The leading contenders — most are mum at this point — to build private spaceships include established aerospace giants, such as Boeing Co. of Chicago and Lockheed Martin of Bethesda, Md., which built most of America's rockets and capsules. Boeing and Lockheed Martin have existing rocket families in Delta and Atlas, which launch commercial and government satellites regularly and reliably, but for the moment aren't rated by the government to be safe enough for humans. That may change.
But it's the newer space guard that brings some excitement to the field. PayPal founder Elon Musk may be ahead of most. His SpaceX already has a Falcon rocket and Dragon capsule. Other companies being mentioned include Orbital Sciences of Dulles, Va., Bigelow Aerospace of Las Vegas and Sierra Nevada Corp. of Sparks, Nev.

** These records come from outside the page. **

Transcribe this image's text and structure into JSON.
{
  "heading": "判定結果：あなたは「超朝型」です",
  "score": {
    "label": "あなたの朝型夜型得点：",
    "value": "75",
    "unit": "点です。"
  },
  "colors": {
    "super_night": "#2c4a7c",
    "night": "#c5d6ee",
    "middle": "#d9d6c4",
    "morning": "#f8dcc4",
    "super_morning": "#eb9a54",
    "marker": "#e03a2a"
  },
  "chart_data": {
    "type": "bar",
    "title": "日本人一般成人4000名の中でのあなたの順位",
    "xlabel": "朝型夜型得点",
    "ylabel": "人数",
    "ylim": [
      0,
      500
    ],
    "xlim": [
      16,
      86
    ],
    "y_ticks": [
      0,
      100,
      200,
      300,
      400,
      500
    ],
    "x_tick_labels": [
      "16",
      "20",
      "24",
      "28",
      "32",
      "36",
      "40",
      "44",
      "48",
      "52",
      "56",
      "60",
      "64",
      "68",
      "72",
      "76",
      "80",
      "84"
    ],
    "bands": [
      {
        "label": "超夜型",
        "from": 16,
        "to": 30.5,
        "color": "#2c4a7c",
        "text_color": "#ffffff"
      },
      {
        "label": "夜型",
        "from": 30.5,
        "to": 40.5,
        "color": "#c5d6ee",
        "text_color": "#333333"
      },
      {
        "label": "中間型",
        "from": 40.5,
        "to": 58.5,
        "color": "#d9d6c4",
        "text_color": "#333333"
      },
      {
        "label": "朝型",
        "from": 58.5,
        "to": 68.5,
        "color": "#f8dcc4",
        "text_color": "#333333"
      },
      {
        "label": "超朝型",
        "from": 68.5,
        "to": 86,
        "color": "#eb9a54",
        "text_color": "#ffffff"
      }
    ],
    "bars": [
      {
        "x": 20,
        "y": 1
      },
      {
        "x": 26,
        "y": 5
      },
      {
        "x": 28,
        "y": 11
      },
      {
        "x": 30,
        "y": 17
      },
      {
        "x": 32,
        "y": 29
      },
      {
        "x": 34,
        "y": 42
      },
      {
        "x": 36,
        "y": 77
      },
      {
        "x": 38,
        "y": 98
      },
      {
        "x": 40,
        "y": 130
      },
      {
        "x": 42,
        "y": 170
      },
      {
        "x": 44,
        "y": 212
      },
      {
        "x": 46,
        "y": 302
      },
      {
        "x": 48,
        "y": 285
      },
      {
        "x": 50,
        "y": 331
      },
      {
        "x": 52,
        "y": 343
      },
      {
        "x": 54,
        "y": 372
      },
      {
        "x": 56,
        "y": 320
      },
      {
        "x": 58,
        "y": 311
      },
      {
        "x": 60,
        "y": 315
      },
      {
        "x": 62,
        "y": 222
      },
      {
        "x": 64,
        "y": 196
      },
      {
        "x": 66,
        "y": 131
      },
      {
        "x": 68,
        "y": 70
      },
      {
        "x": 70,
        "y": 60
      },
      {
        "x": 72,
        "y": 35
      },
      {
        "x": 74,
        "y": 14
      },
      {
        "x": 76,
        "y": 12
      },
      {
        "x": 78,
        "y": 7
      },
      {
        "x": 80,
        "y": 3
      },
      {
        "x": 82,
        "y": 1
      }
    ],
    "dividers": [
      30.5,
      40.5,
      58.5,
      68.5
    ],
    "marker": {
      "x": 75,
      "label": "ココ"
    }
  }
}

In the 1980s, Tiffany Montague grew up wanting to get into space and figured she had to work for the government to do that. She joined the Air Force and was a high-altitude pilot. But now she works for Google, running a $30 million prize to encourage private companies to build a rover that can run around the moon.
"We're broadly interested in opening up space to everyone," Montague said in a phone interview Friday. She said Google is "supportive of commercial spaceflight, we're enthusiasts. But we're not space entrepreneurs — at least not yet. Who knows what we might do in the future."